Flughafen Berlin-Brandenburg (BER): Neuer Betriebsleiter soll am Freitag vorgestellt werden

Sommerpause? Von wegen! Im Aufsichtsrat der Flughafengesellschaft FBB stehen weitreichende Entscheidungen an. Diesmal stehen Personalien im Mittelpunkt. So soll nach der nächsten Sitzung am Freitag mitgeteilt werden, wer neuer Betriebsleiter der Berliner Flughäfen wird.

Aller Voraussicht nach wird am Freitag auch darüber gesprochen, ob das Aufsichtsratsmitglied Norbert Preuß das Projekt BER gegen Geld zusätzlich überwachen soll. Daran gibt es Kritik. Ende August will der Aufsichtsrat dann darüber diskutieren, ob die FBB doch noch einen vierten Geschäftsführer bekommt – was zumindest bisher ebenfalls strittig war.

„Ich gehe nicht mit Groll“, sagte Elmar Kleinert im März, als bekannt wurde, dass er Geschäftsführer des Bremer Flughafens wird. Insider berichten aber, dass der geschätzte langjährige Betriebsleiter der Berliner Flughäfen längst nicht mit allen Entscheidungen einverstanden ist.

Ein Herz für Tegel

So hängt auch Kleinerts Herz am Flughafen Tegel, der aber 2020 geschlossen werden soll. Als Leiter Operations hat er dazu beigetragen, dass der Betrieb in TXL funktioniert, obwohl die Anlage überlastet ist. Auf seinen Nachfolger kommen neue Aufgaben zu – etwa der Umzug von Tegel zum BER. „Es könnte jemand werden, der Erfahrungen mit einem Flughafenumzug gesammelt hat“, hieß es in Aufsichtsratskreisen. Ein Name wurde noch nicht bekannt.

Ein anderer Tagesordnungspunkt der nächsten Aufsichtsratssitzung verspricht Kontroversen. Der Flughafengesellschafter Berlin setzt sich dafür ein, dass das Projekt BER zusätzlich begleitet und kontrolliert wird. Das Aufsichtsratsmitglied Norbert Preuß, der Erfahrung mit großen Bauvorhaben hat, soll dieses Controlling übernehmen – ohne vorheriges Vergabeverfahren. Es ist ein Vorstoß, der den beiden anderen FBB-Gesellschaftern Brandenburg und Bund Bauchschmerzen bereitet.

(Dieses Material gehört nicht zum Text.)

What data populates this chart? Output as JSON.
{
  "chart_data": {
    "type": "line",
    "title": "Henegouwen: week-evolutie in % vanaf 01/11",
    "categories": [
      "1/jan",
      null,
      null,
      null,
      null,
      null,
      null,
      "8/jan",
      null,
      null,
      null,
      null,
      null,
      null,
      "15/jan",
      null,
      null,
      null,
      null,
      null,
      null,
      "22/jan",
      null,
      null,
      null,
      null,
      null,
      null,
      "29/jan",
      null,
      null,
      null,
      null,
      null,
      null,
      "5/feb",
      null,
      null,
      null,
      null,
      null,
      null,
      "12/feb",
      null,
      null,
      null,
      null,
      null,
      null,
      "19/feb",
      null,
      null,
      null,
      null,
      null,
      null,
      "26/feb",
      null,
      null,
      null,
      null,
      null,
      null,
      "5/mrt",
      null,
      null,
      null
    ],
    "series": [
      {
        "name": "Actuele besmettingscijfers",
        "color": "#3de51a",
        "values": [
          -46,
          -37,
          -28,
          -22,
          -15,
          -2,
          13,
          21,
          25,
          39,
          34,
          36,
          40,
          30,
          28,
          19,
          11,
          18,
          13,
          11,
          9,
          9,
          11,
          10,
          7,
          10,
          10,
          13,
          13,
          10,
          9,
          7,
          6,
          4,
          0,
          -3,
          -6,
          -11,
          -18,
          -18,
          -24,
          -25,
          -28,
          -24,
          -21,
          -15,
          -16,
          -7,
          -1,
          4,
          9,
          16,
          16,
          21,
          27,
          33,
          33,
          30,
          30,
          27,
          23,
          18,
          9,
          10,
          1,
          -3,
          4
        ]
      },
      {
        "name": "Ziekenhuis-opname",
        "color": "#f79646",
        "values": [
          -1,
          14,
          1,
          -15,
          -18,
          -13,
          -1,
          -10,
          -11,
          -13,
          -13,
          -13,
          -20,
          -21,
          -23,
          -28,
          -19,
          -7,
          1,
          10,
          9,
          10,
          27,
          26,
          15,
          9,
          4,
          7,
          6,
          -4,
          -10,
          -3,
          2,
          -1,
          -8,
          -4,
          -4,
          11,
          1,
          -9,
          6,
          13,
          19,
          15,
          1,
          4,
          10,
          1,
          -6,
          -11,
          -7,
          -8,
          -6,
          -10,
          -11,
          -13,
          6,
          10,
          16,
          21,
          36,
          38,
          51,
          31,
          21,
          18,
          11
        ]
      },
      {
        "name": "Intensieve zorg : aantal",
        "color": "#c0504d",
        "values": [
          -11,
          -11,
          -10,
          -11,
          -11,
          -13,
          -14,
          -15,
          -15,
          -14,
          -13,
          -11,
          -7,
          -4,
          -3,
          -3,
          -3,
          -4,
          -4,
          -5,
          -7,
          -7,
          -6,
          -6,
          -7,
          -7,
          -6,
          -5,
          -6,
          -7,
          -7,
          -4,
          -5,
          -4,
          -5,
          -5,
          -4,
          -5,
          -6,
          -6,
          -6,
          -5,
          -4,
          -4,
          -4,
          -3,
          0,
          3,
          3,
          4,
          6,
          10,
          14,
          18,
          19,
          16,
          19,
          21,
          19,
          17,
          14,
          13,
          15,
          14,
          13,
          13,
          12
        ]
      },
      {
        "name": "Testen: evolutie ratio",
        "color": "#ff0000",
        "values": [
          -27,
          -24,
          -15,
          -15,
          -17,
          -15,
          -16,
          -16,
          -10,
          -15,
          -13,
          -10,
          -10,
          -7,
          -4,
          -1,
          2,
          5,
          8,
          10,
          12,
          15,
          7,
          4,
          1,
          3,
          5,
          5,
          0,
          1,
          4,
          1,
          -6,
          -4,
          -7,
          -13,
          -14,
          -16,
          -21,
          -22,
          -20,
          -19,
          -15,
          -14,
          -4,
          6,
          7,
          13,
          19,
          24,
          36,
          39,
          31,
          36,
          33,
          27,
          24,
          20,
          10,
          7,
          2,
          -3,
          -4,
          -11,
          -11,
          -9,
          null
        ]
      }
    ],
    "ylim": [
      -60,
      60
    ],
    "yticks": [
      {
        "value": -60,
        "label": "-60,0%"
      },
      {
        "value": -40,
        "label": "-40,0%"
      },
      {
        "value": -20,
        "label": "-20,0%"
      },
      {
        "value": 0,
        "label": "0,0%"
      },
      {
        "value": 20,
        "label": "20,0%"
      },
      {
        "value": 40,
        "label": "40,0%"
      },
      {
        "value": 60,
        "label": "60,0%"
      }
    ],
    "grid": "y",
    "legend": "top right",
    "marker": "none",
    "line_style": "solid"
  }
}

So lange Preuß sein Aufsichtsratsmandat nicht aufgebe, habe die Sache ein „Geschmäckle“, hieß es. Wenn ein solches zusätzliches Controlling wirklich nötig wäre, müsste der sechsstellige Beraterauftrag ausgeschrieben werden. Allerdings sei beim Projekt BER doch schon lange klar, wo die Probleme liegen und was sich ändern muss. „Wir haben kein Erkenntnisdefizit, wir haben ein Handlungsdefitzit“, hieß es. Es gebe genug Berichte, Gutachten, Expertisen – „wichtig ist, dass die Erkenntnisse endlich umgesetzt werden“.

Terminal T2 wird teurer

Ein weiteres Thema wird am Freitag das neue Terminal T2 des BER sein. Es soll die jährliche Kapazität um sechs Millionen Passagiere erhöhen. Zeitweise wurde mit Baukosten in Höhe von rund 100 Millionen Euro gerechnet, doch wegen der guten Baukonjunktur muss dieser Betrag nach oben korrigiert werden – um einen zweistelligen Millionenbetrag.
Ende August könnte es im Aufsichtsrat um eine weitere streitträchtige Frage gehen: Braucht die FBB einen vierten Chefposten?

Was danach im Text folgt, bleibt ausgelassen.